New Law Compels Toronto Shops To Sell Only Shelter Pets

In an effort to curb puppy and kitty mills, the Toronto city council approved a new resolution that restricts the kinds of pets shops can sell. Now, pet shops will only be allowed to sell dogs and cats that come from a shelter, a Humane Society or a registered rescue group.

The National Post reports on the reaction of one of the people behind the law:

“I think we’re the second major municipality in Canada to do this, so that from coast to coast, we’re going to protect dogs across this country,” said a jubilant Councillor Glenn De Baeremaeker, who had championed the partial ban.

“For all intents and purposes we’ve shut the taps to the puppy mills at retail locations in Toronto. We won’t eliminate them because people will still sell at Kajiji and there is other ways to sell puppy mill dogs, so those evil people will continue but there’s a lot less demand for their product,” said Mr. De Baeremaeker. “Eventually, hopefully, there won’t be any puppy mills at all.”
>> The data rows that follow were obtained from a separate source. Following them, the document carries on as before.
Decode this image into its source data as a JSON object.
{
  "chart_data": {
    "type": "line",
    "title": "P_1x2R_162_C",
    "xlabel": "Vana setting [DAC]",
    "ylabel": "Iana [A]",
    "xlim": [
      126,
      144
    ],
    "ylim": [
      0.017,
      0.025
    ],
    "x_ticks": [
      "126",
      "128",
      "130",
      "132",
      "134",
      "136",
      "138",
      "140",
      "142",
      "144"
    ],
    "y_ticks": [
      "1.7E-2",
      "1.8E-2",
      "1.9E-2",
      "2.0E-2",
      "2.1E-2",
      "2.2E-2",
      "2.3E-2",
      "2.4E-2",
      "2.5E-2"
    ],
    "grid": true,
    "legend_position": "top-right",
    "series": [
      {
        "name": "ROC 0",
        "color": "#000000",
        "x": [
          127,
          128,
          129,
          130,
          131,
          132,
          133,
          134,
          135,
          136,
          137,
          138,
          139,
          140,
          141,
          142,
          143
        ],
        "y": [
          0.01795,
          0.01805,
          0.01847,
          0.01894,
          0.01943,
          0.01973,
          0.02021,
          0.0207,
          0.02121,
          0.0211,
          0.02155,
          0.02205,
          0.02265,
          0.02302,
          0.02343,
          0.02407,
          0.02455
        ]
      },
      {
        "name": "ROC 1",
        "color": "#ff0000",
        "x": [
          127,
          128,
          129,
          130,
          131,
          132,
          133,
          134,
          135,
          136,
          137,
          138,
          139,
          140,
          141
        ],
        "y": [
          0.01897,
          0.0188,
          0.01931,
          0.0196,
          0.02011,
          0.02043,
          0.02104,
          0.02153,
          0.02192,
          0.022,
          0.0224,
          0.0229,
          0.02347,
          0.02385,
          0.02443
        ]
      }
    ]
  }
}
Dan Karpenchuk reports for NPR’s Newscast that the ban comes after news of a massive puppy mill bust in Quebec. Karpenchuk filed this report:

More than 500 dogs were taken from the mill by authorities in what could represent the largest case of animal cruelty in Quebec’s history. The animals are now in the care of Humane Society. Many of them are suffering from skin and respiratory problems. A representative of the society says the operation involved some of the worst conditions she’s ever seen.

It’s just the kind of tragedy that prompted the action by Toronto’s city council. Many animal rights activists hope the action by the country’s largest city will furhter the movement to ban or restrict pets being sold in shops across Canada.